(6) if \( (x+1, y-2)=(3,1) \), find the values of \( x \) and \( y \) ii) Find the domain and range of the function \( \sin x \)

To solve the first part of your question: Given the equation \( (x+1, y-2) = (3, 1) \), we can equate the components: 1. \( x + 1 = 3 \) 2. \( y - 2 = 1 \) Now, we can solve for \( x \) and \( y \): 1. For \( x \): \[ x + 1 = 3 \implies x = 3 - 1 = 2 \] 2. For \( y \): \[ y - 2 = 1 \implies y = 1 + 2 = 3 \] Thus, the values are: \[ x = 2 \quad \text{and} \quad y = 3 \] --- For the second part of your question regarding the function \( \sin x \): **Domain of \( \sin x \)**: The sine function is defined for all real numbers.
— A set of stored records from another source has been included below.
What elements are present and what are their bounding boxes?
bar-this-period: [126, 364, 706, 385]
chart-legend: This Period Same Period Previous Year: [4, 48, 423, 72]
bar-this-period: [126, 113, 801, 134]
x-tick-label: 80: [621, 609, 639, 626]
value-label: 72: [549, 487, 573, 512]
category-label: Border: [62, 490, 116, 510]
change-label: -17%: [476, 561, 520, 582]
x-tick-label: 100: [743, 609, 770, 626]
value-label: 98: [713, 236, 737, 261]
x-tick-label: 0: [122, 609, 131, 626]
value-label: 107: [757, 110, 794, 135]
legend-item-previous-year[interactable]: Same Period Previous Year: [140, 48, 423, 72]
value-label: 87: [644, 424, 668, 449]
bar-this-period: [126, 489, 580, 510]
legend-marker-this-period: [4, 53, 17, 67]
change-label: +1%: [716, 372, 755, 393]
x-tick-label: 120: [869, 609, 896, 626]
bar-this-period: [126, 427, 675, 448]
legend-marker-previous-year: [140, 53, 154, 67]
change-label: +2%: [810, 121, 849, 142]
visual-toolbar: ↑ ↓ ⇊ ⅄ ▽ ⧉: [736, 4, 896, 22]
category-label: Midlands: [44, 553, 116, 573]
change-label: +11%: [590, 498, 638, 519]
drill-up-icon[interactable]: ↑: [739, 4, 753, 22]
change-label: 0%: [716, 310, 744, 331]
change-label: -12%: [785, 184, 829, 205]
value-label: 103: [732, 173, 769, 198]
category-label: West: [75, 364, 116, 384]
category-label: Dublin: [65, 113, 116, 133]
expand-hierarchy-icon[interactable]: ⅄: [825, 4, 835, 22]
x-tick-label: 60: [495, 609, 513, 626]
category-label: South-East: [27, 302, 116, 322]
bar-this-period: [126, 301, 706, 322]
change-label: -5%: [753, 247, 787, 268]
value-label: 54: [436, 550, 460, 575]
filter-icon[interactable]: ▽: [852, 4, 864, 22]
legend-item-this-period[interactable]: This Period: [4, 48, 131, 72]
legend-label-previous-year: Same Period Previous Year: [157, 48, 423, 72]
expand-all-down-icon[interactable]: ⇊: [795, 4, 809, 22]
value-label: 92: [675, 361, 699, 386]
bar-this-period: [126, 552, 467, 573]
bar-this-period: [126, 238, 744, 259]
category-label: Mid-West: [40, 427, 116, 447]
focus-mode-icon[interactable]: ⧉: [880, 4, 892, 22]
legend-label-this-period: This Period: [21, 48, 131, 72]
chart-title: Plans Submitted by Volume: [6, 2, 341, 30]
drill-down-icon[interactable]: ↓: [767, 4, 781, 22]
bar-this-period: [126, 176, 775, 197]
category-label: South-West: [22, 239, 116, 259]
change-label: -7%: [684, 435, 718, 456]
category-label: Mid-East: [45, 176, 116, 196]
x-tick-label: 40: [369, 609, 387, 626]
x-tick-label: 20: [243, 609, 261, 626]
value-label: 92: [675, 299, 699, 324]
Therefore, the domain of \( \sin x \) is: \[ \text{Domain: } (-\infty, \infty) \] **Range of \( \sin x \)**: The sine function oscillates between -1 and 1. Therefore, the range of \( \sin x \) is: \[ \text{Range: } [-1, 1] \] In summary: - Values of \( x \) and \( y \): \( x = 2 \), \( y = 3 \) - Domain of \( \sin x \): \( (-\infty, \infty) \) - Range of \( \sin x \): \( [-1, 1] \)